Il ricordo è un germoglio rosa lungo il pensiero dell’anima.
Sai, a volte sembra una cosa facile essere sensibile. Sai, può sembrare difficile esserlo. Ma non è sempre facile essere e rimanere sensibili.
Prendere in considerazione persone che non lo meritano è la scelta peggiore; smettere di farlo è la soluzione migliore.
Non ho chiesto le ali per volare ovunque e più in alto di chiunque, ho chiesto le ali per poter volare dove i miei sogni mi aspettano, perché io possa realizzarne qualcuno e non vederli tutti cadere!

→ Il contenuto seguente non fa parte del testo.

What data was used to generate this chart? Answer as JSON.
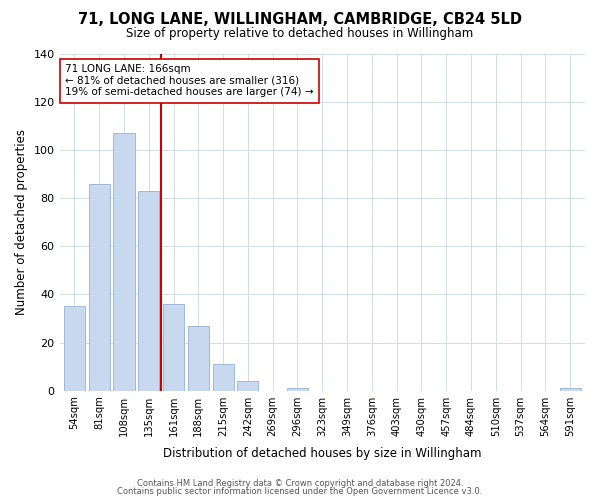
{
  "title": "71, LONG LANE, WILLINGHAM, CAMBRIDGE, CB24 5LD",
  "subtitle": "Size of property relative to detached houses in Willingham",
  "xlabel": "Distribution of detached houses by size in Willingham",
  "ylabel": "Number of detached properties",
  "bar_labels": [
    "54sqm",
    "81sqm",
    "108sqm",
    "135sqm",
    "161sqm",
    "188sqm",
    "215sqm",
    "242sqm",
    "269sqm",
    "296sqm",
    "323sqm",
    "349sqm",
    "376sqm",
    "403sqm",
    "430sqm",
    "457sqm",
    "484sqm",
    "510sqm",
    "537sqm",
    "564sqm",
    "591sqm"
  ],
  "bar_values": [
    35,
    86,
    107,
    83,
    36,
    27,
    11,
    4,
    0,
    1,
    0,
    0,
    0,
    0,
    0,
    0,
    0,
    0,
    0,
    0,
    1
  ],
  "bar_color": "#c8d8ee",
  "bar_edge_color": "#a0b8d8",
  "property_line_color": "#cc0000",
  "annotation_line1": "71 LONG LANE: 166sqm",
  "annotation_line2": "← 81% of detached houses are smaller (316)",
  "annotation_line3": "19% of semi-detached houses are larger (74) →",
  "annotation_box_color": "#ffffff",
  "annotation_box_edge": "#cc0000",
  "ylim": [
    0,
    140
  ],
  "yticks": [
    0,
    20,
    40,
    60,
    80,
    100,
    120,
    140
  ],
  "footer1": "Contains HM Land Registry data © Crown copyright and database right 2024.",
  "footer2": "Contains public sector information licensed under the Open Government Licence v3.0.",
  "bg_color": "#ffffff",
  "grid_color": "#d0dce8"
}
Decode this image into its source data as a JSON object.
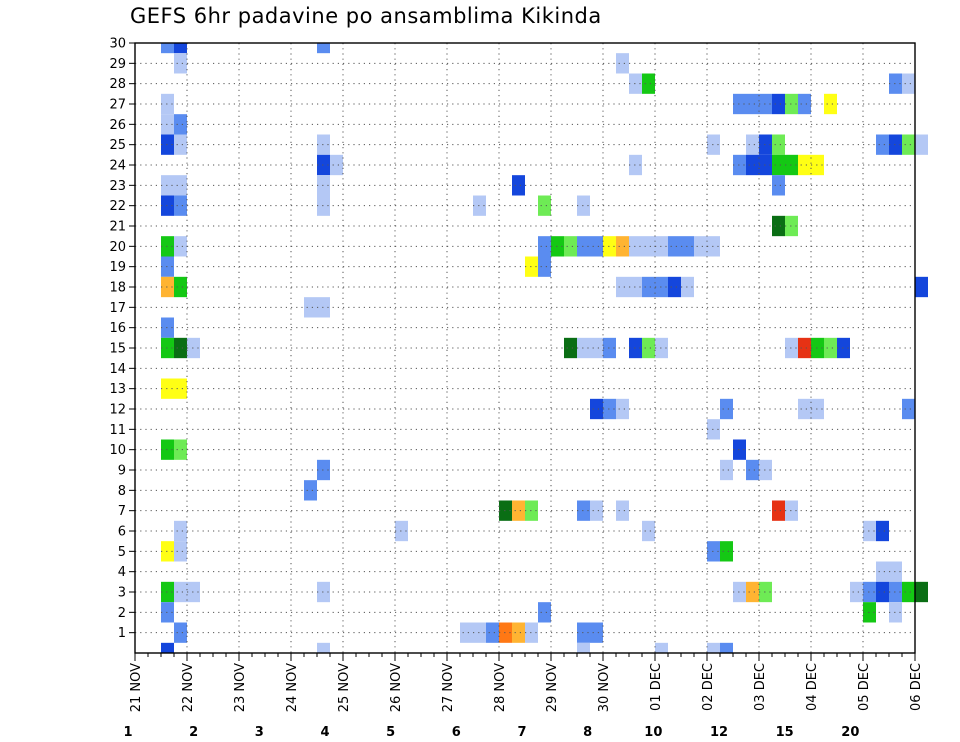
{
  "chart_data": {
    "type": "heatmap",
    "title": "GEFS 6hr padavine po ansamblima Kikinda",
    "y_tick_labels": [
      "1",
      "2",
      "3",
      "4",
      "5",
      "6",
      "7",
      "8",
      "9",
      "10",
      "11",
      "12",
      "13",
      "14",
      "15",
      "16",
      "17",
      "18",
      "19",
      "20",
      "21",
      "22",
      "23",
      "24",
      "25",
      "26",
      "27",
      "28",
      "29",
      "30"
    ],
    "x_tick_labels": [
      "21 NOV",
      "22 NOV",
      "23 NOV",
      "24 NOV",
      "25 NOV",
      "26 NOV",
      "27 NOV",
      "28 NOV",
      "29 NOV",
      "30 NOV",
      "01 DEC",
      "02 DEC",
      "03 DEC",
      "04 DEC",
      "05 DEC",
      "06 DEC"
    ],
    "colorbar": {
      "labels": [
        "1",
        "2",
        "3",
        "4",
        "5",
        "6",
        "7",
        "8",
        "10",
        "12",
        "15",
        "20"
      ],
      "colors": [
        "#b4c8f5",
        "#5a8cf0",
        "#1446dc",
        "#6eeb55",
        "#14c814",
        "#0a6e14",
        "#ffff14",
        "#ffb432",
        "#ff7814",
        "#e63214",
        "#b40a0a",
        "#78000a"
      ]
    },
    "grid": "dotted",
    "cells": [
      {
        "member": 30,
        "step": 2,
        "level": 1
      },
      {
        "member": 30,
        "step": 3,
        "level": 2
      },
      {
        "member": 30,
        "step": 14,
        "level": 1
      },
      {
        "member": 29,
        "step": 3,
        "level": 0
      },
      {
        "member": 29,
        "step": 37,
        "level": 0
      },
      {
        "member": 28,
        "step": 38,
        "level": 0
      },
      {
        "member": 28,
        "step": 39,
        "level": 4
      },
      {
        "member": 28,
        "step": 58,
        "level": 1
      },
      {
        "member": 28,
        "step": 59,
        "level": 0
      },
      {
        "member": 27,
        "step": 2,
        "level": 0
      },
      {
        "member": 27,
        "step": 46,
        "level": 1
      },
      {
        "member": 27,
        "step": 47,
        "level": 1
      },
      {
        "member": 27,
        "step": 48,
        "level": 1
      },
      {
        "member": 27,
        "step": 49,
        "level": 2
      },
      {
        "member": 27,
        "step": 50,
        "level": 3
      },
      {
        "member": 27,
        "step": 51,
        "level": 1
      },
      {
        "member": 27,
        "step": 53,
        "level": 6
      },
      {
        "member": 26,
        "step": 2,
        "level": 0
      },
      {
        "member": 26,
        "step": 3,
        "level": 1
      },
      {
        "member": 25,
        "step": 2,
        "level": 2
      },
      {
        "member": 25,
        "step": 3,
        "level": 0
      },
      {
        "member": 25,
        "step": 14,
        "level": 0
      },
      {
        "member": 25,
        "step": 44,
        "level": 0
      },
      {
        "member": 25,
        "step": 47,
        "level": 0
      },
      {
        "member": 25,
        "step": 48,
        "level": 2
      },
      {
        "member": 25,
        "step": 49,
        "level": 3
      },
      {
        "member": 25,
        "step": 57,
        "level": 1
      },
      {
        "member": 25,
        "step": 58,
        "level": 2
      },
      {
        "member": 25,
        "step": 59,
        "level": 3
      },
      {
        "member": 25,
        "step": 60,
        "level": 0
      },
      {
        "member": 24,
        "step": 14,
        "level": 2
      },
      {
        "member": 24,
        "step": 15,
        "level": 0
      },
      {
        "member": 24,
        "step": 38,
        "level": 0
      },
      {
        "member": 24,
        "step": 46,
        "level": 1
      },
      {
        "member": 24,
        "step": 47,
        "level": 2
      },
      {
        "member": 24,
        "step": 48,
        "level": 2
      },
      {
        "member": 24,
        "step": 49,
        "level": 4
      },
      {
        "member": 24,
        "step": 50,
        "level": 4
      },
      {
        "member": 24,
        "step": 51,
        "level": 6
      },
      {
        "member": 24,
        "step": 52,
        "level": 6
      },
      {
        "member": 23,
        "step": 2,
        "level": 0
      },
      {
        "member": 23,
        "step": 3,
        "level": 0
      },
      {
        "member": 23,
        "step": 14,
        "level": 0
      },
      {
        "member": 23,
        "step": 29,
        "level": 2
      },
      {
        "member": 23,
        "step": 49,
        "level": 1
      },
      {
        "member": 22,
        "step": 2,
        "level": 2
      },
      {
        "member": 22,
        "step": 3,
        "level": 1
      },
      {
        "member": 22,
        "step": 14,
        "level": 0
      },
      {
        "member": 22,
        "step": 26,
        "level": 0
      },
      {
        "member": 22,
        "step": 31,
        "level": 3
      },
      {
        "member": 22,
        "step": 34,
        "level": 0
      },
      {
        "member": 21,
        "step": 49,
        "level": 5
      },
      {
        "member": 21,
        "step": 50,
        "level": 3
      },
      {
        "member": 20,
        "step": 2,
        "level": 4
      },
      {
        "member": 20,
        "step": 3,
        "level": 0
      },
      {
        "member": 20,
        "step": 31,
        "level": 1
      },
      {
        "member": 20,
        "step": 32,
        "level": 4
      },
      {
        "member": 20,
        "step": 33,
        "level": 3
      },
      {
        "member": 20,
        "step": 34,
        "level": 1
      },
      {
        "member": 20,
        "step": 35,
        "level": 1
      },
      {
        "member": 20,
        "step": 36,
        "level": 6
      },
      {
        "member": 20,
        "step": 37,
        "level": 7
      },
      {
        "member": 20,
        "step": 38,
        "level": 0
      },
      {
        "member": 20,
        "step": 39,
        "level": 0
      },
      {
        "member": 20,
        "step": 40,
        "level": 0
      },
      {
        "member": 20,
        "step": 41,
        "level": 1
      },
      {
        "member": 20,
        "step": 42,
        "level": 1
      },
      {
        "member": 20,
        "step": 43,
        "level": 0
      },
      {
        "member": 20,
        "step": 44,
        "level": 0
      },
      {
        "member": 19,
        "step": 2,
        "level": 1
      },
      {
        "member": 19,
        "step": 30,
        "level": 6
      },
      {
        "member": 19,
        "step": 31,
        "level": 1
      },
      {
        "member": 18,
        "step": 2,
        "level": 7
      },
      {
        "member": 18,
        "step": 3,
        "level": 4
      },
      {
        "member": 18,
        "step": 37,
        "level": 0
      },
      {
        "member": 18,
        "step": 38,
        "level": 0
      },
      {
        "member": 18,
        "step": 39,
        "level": 1
      },
      {
        "member": 18,
        "step": 40,
        "level": 1
      },
      {
        "member": 18,
        "step": 41,
        "level": 2
      },
      {
        "member": 18,
        "step": 42,
        "level": 0
      },
      {
        "member": 18,
        "step": 60,
        "level": 2
      },
      {
        "member": 17,
        "step": 13,
        "level": 0
      },
      {
        "member": 17,
        "step": 14,
        "level": 0
      },
      {
        "member": 16,
        "step": 2,
        "level": 1
      },
      {
        "member": 15,
        "step": 2,
        "level": 4
      },
      {
        "member": 15,
        "step": 3,
        "level": 5
      },
      {
        "member": 15,
        "step": 4,
        "level": 0
      },
      {
        "member": 15,
        "step": 33,
        "level": 5
      },
      {
        "member": 15,
        "step": 34,
        "level": 0
      },
      {
        "member": 15,
        "step": 35,
        "level": 0
      },
      {
        "member": 15,
        "step": 36,
        "level": 1
      },
      {
        "member": 15,
        "step": 38,
        "level": 2
      },
      {
        "member": 15,
        "step": 39,
        "level": 3
      },
      {
        "member": 15,
        "step": 40,
        "level": 0
      },
      {
        "member": 15,
        "step": 50,
        "level": 0
      },
      {
        "member": 15,
        "step": 51,
        "level": 9
      },
      {
        "member": 15,
        "step": 52,
        "level": 4
      },
      {
        "member": 15,
        "step": 53,
        "level": 3
      },
      {
        "member": 15,
        "step": 54,
        "level": 2
      },
      {
        "member": 13,
        "step": 2,
        "level": 6
      },
      {
        "member": 13,
        "step": 3,
        "level": 6
      },
      {
        "member": 12,
        "step": 35,
        "level": 2
      },
      {
        "member": 12,
        "step": 36,
        "level": 1
      },
      {
        "member": 12,
        "step": 37,
        "level": 0
      },
      {
        "member": 12,
        "step": 45,
        "level": 1
      },
      {
        "member": 12,
        "step": 51,
        "level": 0
      },
      {
        "member": 12,
        "step": 52,
        "level": 0
      },
      {
        "member": 12,
        "step": 59,
        "level": 1
      },
      {
        "member": 11,
        "step": 44,
        "level": 0
      },
      {
        "member": 10,
        "step": 2,
        "level": 4
      },
      {
        "member": 10,
        "step": 3,
        "level": 3
      },
      {
        "member": 10,
        "step": 46,
        "level": 2
      },
      {
        "member": 9,
        "step": 14,
        "level": 1
      },
      {
        "member": 9,
        "step": 45,
        "level": 0
      },
      {
        "member": 9,
        "step": 47,
        "level": 1
      },
      {
        "member": 9,
        "step": 48,
        "level": 0
      },
      {
        "member": 8,
        "step": 13,
        "level": 1
      },
      {
        "member": 7,
        "step": 28,
        "level": 5
      },
      {
        "member": 7,
        "step": 29,
        "level": 7
      },
      {
        "member": 7,
        "step": 30,
        "level": 3
      },
      {
        "member": 7,
        "step": 34,
        "level": 1
      },
      {
        "member": 7,
        "step": 35,
        "level": 0
      },
      {
        "member": 7,
        "step": 37,
        "level": 0
      },
      {
        "member": 7,
        "step": 49,
        "level": 9
      },
      {
        "member": 7,
        "step": 50,
        "level": 0
      },
      {
        "member": 6,
        "step": 3,
        "level": 0
      },
      {
        "member": 6,
        "step": 20,
        "level": 0
      },
      {
        "member": 6,
        "step": 39,
        "level": 0
      },
      {
        "member": 6,
        "step": 56,
        "level": 0
      },
      {
        "member": 6,
        "step": 57,
        "level": 2
      },
      {
        "member": 5,
        "step": 2,
        "level": 6
      },
      {
        "member": 5,
        "step": 3,
        "level": 0
      },
      {
        "member": 5,
        "step": 44,
        "level": 1
      },
      {
        "member": 5,
        "step": 45,
        "level": 4
      },
      {
        "member": 4,
        "step": 57,
        "level": 0
      },
      {
        "member": 4,
        "step": 58,
        "level": 0
      },
      {
        "member": 3,
        "step": 2,
        "level": 4
      },
      {
        "member": 3,
        "step": 3,
        "level": 0
      },
      {
        "member": 3,
        "step": 4,
        "level": 0
      },
      {
        "member": 3,
        "step": 14,
        "level": 0
      },
      {
        "member": 3,
        "step": 46,
        "level": 0
      },
      {
        "member": 3,
        "step": 47,
        "level": 7
      },
      {
        "member": 3,
        "step": 48,
        "level": 3
      },
      {
        "member": 3,
        "step": 55,
        "level": 0
      },
      {
        "member": 3,
        "step": 56,
        "level": 1
      },
      {
        "member": 3,
        "step": 57,
        "level": 2
      },
      {
        "member": 3,
        "step": 58,
        "level": 1
      },
      {
        "member": 3,
        "step": 59,
        "level": 4
      },
      {
        "member": 3,
        "step": 60,
        "level": 5
      },
      {
        "member": 2,
        "step": 2,
        "level": 1
      },
      {
        "member": 2,
        "step": 31,
        "level": 1
      },
      {
        "member": 2,
        "step": 56,
        "level": 4
      },
      {
        "member": 2,
        "step": 58,
        "level": 0
      },
      {
        "member": 1,
        "step": 3,
        "level": 1
      },
      {
        "member": 1,
        "step": 25,
        "level": 0
      },
      {
        "member": 1,
        "step": 26,
        "level": 0
      },
      {
        "member": 1,
        "step": 27,
        "level": 1
      },
      {
        "member": 1,
        "step": 28,
        "level": 8
      },
      {
        "member": 1,
        "step": 29,
        "level": 7
      },
      {
        "member": 1,
        "step": 30,
        "level": 0
      },
      {
        "member": 1,
        "step": 34,
        "level": 1
      },
      {
        "member": 1,
        "step": 35,
        "level": 1
      },
      {
        "member": 0,
        "step": 2,
        "level": 2
      },
      {
        "member": 0,
        "step": 14,
        "level": 0
      },
      {
        "member": 0,
        "step": 34,
        "level": 0
      },
      {
        "member": 0,
        "step": 40,
        "level": 0
      },
      {
        "member": 0,
        "step": 44,
        "level": 0
      },
      {
        "member": 0,
        "step": 45,
        "level": 1
      }
    ]
  }
}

Mi piacciono i piccoli angoli del mondo, dove ancora batte forte il cuore. Amo le persone che lasciano dentro il loro respiro. Amo quelle persone che chiedono il permesso prima di entrare, non gli invadenti. Amo la carezza, la tenerezza, la sensibilità in un gesto semplice; amo la tua vita, anche se tu non occupi la mia. Amo la via di un cammino che conduce al cuore, amo aspettare più dello stesso arrivo, amo in silenzio. Mi piacciono le persone che parlano e mutano quelle parole in gesta. Amo chi vive in quell’angolo di eterno chiamata anima, lì, in quel piccolo posto, sono custodite quelle bellezze che mai se ne andranno, perché l’anima è il giaciglio dell’eterno bene.
Non “sopporto” i “mi manchi” i “ti amo” ma soprattutto i “ci sono”. Se una persona ti manca, corri da lei, il tempo lo trovi. Dirsi ti amo non basta, bisogna viversi. I “ci sono” devono essere presenze e non parole.
Sentire. Sentire. Sento ancora le tue braccia stringermi con la mente.